Libraries 'invisible' to digital policymakers

The UK's library services are facing excessively heavy cuts despite playing a vital role in creating a fair digital society, delegates heard at this week's Edge 2012 conference on the future of library services.

Annie Mauger, chief executive of the Chartered Institute of Library and Information Professionals (CILIP), told the event in Edinburgh that the library profession seemed to be "invisible" to policymakers, despite playing many social roles.

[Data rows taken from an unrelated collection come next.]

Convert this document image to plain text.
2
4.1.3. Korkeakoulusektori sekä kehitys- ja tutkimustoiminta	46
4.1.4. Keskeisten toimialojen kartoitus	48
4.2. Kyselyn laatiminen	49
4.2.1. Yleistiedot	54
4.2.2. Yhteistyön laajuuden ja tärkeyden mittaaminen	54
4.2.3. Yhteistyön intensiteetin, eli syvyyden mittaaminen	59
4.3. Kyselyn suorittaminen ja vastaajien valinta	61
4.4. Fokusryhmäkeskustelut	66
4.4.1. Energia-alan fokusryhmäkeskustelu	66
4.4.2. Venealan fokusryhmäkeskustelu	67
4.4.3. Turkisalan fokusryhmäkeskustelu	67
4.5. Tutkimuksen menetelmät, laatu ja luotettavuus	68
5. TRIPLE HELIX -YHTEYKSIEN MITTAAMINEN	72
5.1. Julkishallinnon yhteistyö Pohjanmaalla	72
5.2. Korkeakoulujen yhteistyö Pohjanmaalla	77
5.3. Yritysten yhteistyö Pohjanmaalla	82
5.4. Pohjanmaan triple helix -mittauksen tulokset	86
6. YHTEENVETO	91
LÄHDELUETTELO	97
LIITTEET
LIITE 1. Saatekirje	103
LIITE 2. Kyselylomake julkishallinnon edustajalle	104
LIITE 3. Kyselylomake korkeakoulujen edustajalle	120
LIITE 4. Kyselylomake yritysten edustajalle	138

As well as helping many millions of UK adults who cannot read with basic literacy skills, librarians have a broad technical role helping people with both digital literacy - helping people use computers and get online - and information literacy - "helping people to understand that not everything they read on Google is true," Mauger saidLibrarians are well trained in these areas, and work not just in public lending libraries but in universities and schools where teaching people how to evaluate information they find online is increasingly vital, she said. However, in many cases a school librarian is treated as inferior to teachers, despite being just as highly qualified.

Among public services, libraries and librarians often lead in adopting of new digital technologies such as social media, Mauger said. As an example she cited the Orkney library service which in December won two (rather ambivalent-sounding) international 'Golden Twit' awards for its work using Twitter to engage with and inform the public. The Twitter feed is maintained by library assistant Stewart Bain, whose grasp of how to create a lively, amusing tone to engage library users led to the victory in both the Information Service and Public Service categories.

On top of these skills, librarians have to manage and plan services for users of all ages across a community; have an understanding of the law in many areas such as copyright, data protection, freedom of information and child protection; and have the negotiating skills to form partnerships with a wide range of bodies from schools to businesses and other council departments to work alongside policy initiatives in areas as diverse as inward investment and the teaching of children with special needs.

Despite all this, "People don't understand what librarians do, and they are taken for granted." Library services are seen in isolation, she said - the recent action plan on "Scotland's Digital Future" published by the Scottish government does not build in plan for libraries, for example, despite them offering internet access in every community, with the relevant skills.

As for cuts, "There is an argument at the moment that usage of libraries is going down, so they are an easy target for more cuts, but although levels of declining usage are estimated at 2%, spending cuts are averaging 6.4% and cuts in buying books 14%," Mauger said. And children's use of libraries is actually increasing, she said.

With the rise of the electronic book, spending on physical books may fall further but total spending on books represents only about 10% of a library's budget in any case, Mauger said - the biggest costs are staff. And e-books still have some way to go before they become an accessible format: they are currently read by a minority of people and only around 6% of books are available as e-books.

Only time will tell if these arguments are heeded, however. "We are in the eye of the storm, and we don't know what's ahead".